In 2005 Ogunleye racked up 10 sacks and was promptly rewarded with another high paying contract extension.  Since 2005 Ogunleye has managed 6.5, 9.0, 5.0 and 4.5 sacks over that span of four disappointing seasons.  Around Chicago Ogunleye is known as a contract year player because he seems to play his best football and gets his most production when his contract is up and he'll be a free agent.  Trying to get the most production possible to cash in with more money. 

This was all supposed to change with Ogunleye in yet another contract year, but also with the addition of Rod Marinelli.  After the first game of the season it looked quite possibly like this would be Ogunleye's best year.  Instead it's turning into yet another disappointing and all too typical year for the 32-year-old veteran.  Ogunleye has had two games where he has recorded two sacks in each of those games this season.  Unfortunately those games seem like they were absolute flukes and in no way indicative of the type of season he was set to have. 

As I pointed out during the Lions game when Ogunleye racked up 2 .5 sacks this season O-Gun was the beneficiary of poorly executed blocking schemes.  In other words in his two sacks, O-Gun was not blocked, the Lions didn't even bother to block him so he had a free shot to the QB.  He took full advantage of being unblocked and made the sacks, while simultaneously giving false hope to the city of Chicago. 

What I can say now without question is that the same old under achieving and overrated DE still mans the left DE spot on the Bears' defensive line.  All the criticism in the world can be launched at Tommie Harris, but O-Gun has always been 100-percent healthy versus battling chronic knee problems like Harris has.  What we get is zero pressure and zero sacks in five of the Bears' seven games this season from a long time veteran who would like to finish out his career in Chicago. 

Against the Cleveland Browns and former Bear John St. Clair it was expected that Ogunleye would finally  have another break through game and get some pressure on Derek Anderson.  Instead what occurred was the complete opposite, St. Clair looked like a Pro Bowler against Ogunleye dominating him in the run game, and protecting  Derek Anderson quite well in the game. 

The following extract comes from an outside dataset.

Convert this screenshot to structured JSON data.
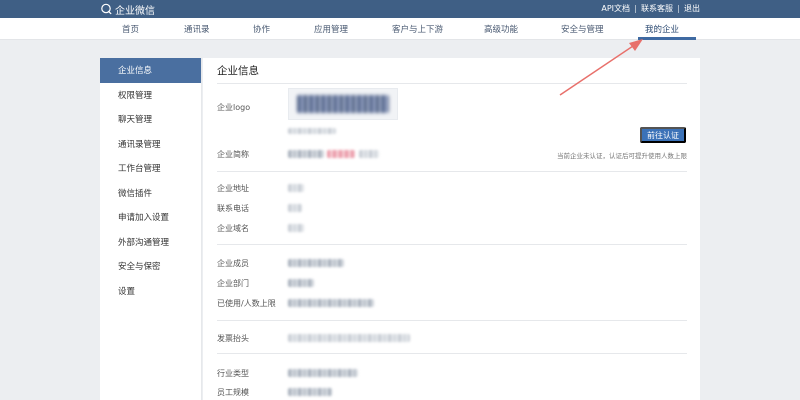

This in turn leads to the simplest of conclusions, we are watching the end of the Adewale Ogunleye era in Chicago and rightfully so.  He has not been productive in sack totals nor even in the aspect of putting pressure on the QB or getting hits on the QB.  Ogunleye has been stoned week after week and should honestly be benched for his lack of production. 

Fortunately for him though there isn't a lot of talent on the strong-side pushing him to be better.  There never has been anyone even remotely capable of pushing him to be a better player.  Which means the Bears have completely missed on their evaluation of the left DE spot. 

Even though Alex Brown has spent his entire career on the right side playing against the opponents' best pass protector, I would be an advocate for change.  The change would be to move Alex Brown (who has always been a great run defender) over to the LDE spot and probably starting Mark Anderson or the newly acquired Gaines Adams on the right side in place of Ogunleye. 

The likelihood of this ever happening is non-existent but at this point it would make the most sense given Anderson seems to be only one slightly capable of rushing the QB and is playing the run better than he has at any other point in his career.  Somehow you would like to see a message sent to a player who so easily quits on his pass rush, instead Bears fans have to deal with the same maddening result on a an annual basis.  No production and no pressure from #93, thankfully this disastrous experiment will end at the conclusion of the 2009 season.